Alessandro Rubini rubini@gnu.org
Sun, 6 Jan 2002 12:20:06 +0100


Qualcuno puo` per favore aiutarmi a capire meglio cosa e` successo
riguardo ai brevetti e all'universita` italiana? Credo sia riba di un
anno fa o quasi.

A questo proposito, su patents e` passato questo:

http://www.salon.com/tech/feature/2002/01/04/university_open_source/print.html


     Public money, private code
     
     The drive to license academic research for profit is
     stifling the spread of software that could be of universal
     benefit.
     
     - - - - - - - - - - - - By Jeffrey Benner
     
     Jan. 4, 2002 | Would the creation of the Internet be allowed
     to happen today?
     
     [...]
     
     But now some academic programmers on the cutting edge have
     found that the licensing office is proving a more formidable
     obstacle to progress than the limits of their imagination
     and skill.
     
     [...]
     
     In a white paper Beckman authored on the problem, he wrote,
     "Seeking to control computer-science research by putting
     intellectual property concerns before the goal of good
     science has destroyed countless projects."
     
     [...]
     
     But now the University of California is often mentioned as
     one of the institutions that have taken the craze for
     exclusive patents and licenses too far. "It changed in the
     late eighties and early nineties," says Susan Graham, a
     professor of computer science at Berkeley.

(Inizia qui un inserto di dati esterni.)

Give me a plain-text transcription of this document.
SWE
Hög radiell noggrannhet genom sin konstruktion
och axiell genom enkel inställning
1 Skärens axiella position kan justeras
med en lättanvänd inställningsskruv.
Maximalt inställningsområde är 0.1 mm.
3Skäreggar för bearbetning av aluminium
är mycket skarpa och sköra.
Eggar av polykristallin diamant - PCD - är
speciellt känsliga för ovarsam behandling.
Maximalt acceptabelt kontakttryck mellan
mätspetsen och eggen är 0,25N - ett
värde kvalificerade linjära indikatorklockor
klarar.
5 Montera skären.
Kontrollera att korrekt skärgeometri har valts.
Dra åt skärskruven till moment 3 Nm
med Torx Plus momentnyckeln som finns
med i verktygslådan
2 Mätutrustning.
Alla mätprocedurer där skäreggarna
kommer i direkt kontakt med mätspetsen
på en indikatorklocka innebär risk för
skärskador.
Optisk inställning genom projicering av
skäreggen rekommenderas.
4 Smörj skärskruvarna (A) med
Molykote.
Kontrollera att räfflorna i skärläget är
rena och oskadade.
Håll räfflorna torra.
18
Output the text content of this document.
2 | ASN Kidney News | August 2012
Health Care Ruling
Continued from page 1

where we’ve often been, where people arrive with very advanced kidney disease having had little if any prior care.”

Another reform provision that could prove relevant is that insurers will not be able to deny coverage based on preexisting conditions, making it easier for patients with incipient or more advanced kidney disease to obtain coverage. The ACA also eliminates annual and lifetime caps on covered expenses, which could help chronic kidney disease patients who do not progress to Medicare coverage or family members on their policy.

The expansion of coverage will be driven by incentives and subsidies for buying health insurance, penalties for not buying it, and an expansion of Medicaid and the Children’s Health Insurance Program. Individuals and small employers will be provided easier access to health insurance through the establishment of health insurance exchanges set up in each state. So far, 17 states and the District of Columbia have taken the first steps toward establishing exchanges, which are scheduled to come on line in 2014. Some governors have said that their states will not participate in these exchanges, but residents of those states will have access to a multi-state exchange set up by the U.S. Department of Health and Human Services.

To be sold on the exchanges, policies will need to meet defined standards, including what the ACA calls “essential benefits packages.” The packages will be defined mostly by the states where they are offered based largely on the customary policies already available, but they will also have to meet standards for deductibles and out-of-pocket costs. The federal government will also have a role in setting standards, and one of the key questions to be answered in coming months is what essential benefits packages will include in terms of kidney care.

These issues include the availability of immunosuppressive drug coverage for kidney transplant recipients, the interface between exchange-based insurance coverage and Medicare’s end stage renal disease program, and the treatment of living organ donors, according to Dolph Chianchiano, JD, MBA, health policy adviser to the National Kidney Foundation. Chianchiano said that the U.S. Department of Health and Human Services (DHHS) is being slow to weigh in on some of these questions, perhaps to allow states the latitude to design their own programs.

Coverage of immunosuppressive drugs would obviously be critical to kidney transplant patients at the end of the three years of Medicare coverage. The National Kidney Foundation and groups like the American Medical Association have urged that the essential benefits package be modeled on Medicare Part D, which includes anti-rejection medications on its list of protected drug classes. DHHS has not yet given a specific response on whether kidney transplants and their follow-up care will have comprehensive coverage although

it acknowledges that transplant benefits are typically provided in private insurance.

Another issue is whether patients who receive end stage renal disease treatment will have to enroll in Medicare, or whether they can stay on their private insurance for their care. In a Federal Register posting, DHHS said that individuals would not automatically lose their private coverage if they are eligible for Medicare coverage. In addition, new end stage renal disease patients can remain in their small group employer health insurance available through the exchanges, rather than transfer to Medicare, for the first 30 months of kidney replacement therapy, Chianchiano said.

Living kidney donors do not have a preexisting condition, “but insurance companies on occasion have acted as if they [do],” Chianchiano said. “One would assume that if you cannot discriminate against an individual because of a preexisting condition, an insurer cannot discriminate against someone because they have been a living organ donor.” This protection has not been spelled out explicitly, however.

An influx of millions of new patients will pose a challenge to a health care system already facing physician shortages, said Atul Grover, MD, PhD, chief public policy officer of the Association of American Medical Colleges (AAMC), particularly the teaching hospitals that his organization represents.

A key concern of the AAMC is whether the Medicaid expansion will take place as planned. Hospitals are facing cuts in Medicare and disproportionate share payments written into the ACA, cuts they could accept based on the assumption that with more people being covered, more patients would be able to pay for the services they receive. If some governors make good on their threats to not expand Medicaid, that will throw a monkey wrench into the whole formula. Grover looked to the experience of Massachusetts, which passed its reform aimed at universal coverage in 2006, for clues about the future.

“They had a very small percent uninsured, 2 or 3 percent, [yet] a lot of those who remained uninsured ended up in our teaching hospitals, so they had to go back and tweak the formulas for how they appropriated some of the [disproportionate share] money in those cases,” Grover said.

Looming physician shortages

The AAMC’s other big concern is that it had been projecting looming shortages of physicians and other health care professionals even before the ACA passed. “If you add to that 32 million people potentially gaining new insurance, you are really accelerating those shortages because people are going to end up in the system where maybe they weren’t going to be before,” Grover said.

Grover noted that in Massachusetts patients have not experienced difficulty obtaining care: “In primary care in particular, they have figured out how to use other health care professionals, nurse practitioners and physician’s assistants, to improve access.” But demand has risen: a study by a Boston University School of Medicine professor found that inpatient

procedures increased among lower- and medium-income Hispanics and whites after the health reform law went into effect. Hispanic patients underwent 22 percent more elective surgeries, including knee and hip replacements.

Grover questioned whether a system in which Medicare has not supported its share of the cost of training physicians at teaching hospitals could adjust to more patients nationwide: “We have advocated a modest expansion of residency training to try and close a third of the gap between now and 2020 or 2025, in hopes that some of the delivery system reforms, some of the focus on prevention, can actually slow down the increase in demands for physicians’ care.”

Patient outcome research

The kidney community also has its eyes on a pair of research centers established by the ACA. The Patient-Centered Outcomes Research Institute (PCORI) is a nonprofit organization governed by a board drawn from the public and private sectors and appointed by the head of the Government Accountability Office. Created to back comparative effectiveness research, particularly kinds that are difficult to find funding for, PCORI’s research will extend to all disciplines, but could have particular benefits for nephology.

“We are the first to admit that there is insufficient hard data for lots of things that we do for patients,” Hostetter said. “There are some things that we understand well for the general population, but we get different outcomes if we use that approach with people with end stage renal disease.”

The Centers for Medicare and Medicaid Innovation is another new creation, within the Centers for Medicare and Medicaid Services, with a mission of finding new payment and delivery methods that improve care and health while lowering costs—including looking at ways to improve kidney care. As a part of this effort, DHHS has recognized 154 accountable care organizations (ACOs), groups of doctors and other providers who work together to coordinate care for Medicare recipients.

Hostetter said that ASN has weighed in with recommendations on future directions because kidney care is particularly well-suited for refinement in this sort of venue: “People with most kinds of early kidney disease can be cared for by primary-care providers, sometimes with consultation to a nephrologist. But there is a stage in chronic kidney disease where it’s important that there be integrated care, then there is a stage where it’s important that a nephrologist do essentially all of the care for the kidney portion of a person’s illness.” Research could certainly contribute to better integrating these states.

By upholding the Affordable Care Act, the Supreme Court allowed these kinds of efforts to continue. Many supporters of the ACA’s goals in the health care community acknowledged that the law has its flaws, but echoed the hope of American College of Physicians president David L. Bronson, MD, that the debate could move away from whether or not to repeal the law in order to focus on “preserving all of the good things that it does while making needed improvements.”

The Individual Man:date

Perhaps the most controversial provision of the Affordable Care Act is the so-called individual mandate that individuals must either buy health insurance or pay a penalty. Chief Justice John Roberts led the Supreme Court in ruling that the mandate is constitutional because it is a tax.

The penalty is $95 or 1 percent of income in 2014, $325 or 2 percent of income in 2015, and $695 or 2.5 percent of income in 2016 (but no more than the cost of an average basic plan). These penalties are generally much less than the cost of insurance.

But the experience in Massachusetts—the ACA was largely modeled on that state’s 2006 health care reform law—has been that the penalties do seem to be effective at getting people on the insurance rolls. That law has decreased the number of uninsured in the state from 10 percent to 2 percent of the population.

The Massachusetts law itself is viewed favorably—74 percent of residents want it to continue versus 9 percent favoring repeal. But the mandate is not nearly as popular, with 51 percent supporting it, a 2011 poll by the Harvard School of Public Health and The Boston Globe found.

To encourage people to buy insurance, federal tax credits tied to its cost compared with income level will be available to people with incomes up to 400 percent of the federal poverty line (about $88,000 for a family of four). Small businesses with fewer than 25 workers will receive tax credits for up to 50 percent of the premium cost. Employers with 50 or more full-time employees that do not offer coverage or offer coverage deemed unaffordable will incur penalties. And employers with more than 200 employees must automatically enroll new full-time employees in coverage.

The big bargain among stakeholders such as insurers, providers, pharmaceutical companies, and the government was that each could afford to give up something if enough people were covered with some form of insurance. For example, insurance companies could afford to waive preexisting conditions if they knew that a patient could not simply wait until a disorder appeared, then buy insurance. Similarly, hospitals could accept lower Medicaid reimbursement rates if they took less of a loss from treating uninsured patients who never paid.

She didn't
     remember there even being an Office of Technology Licensing
     back when the department gave away Unix and the Internet
     protocols.
     
     If those innovations were discovered today, Graham worries
     they would end up in corporate hands. "I don't know whether
     they would let us release software like TCP/IP today," she
     says. "If they thought it had monetary value, they would
     want a revenue stream. There would be companies who could
     pay for it. I'm not sure we would have the same outcome [as
     in the past], and that's what concerns me."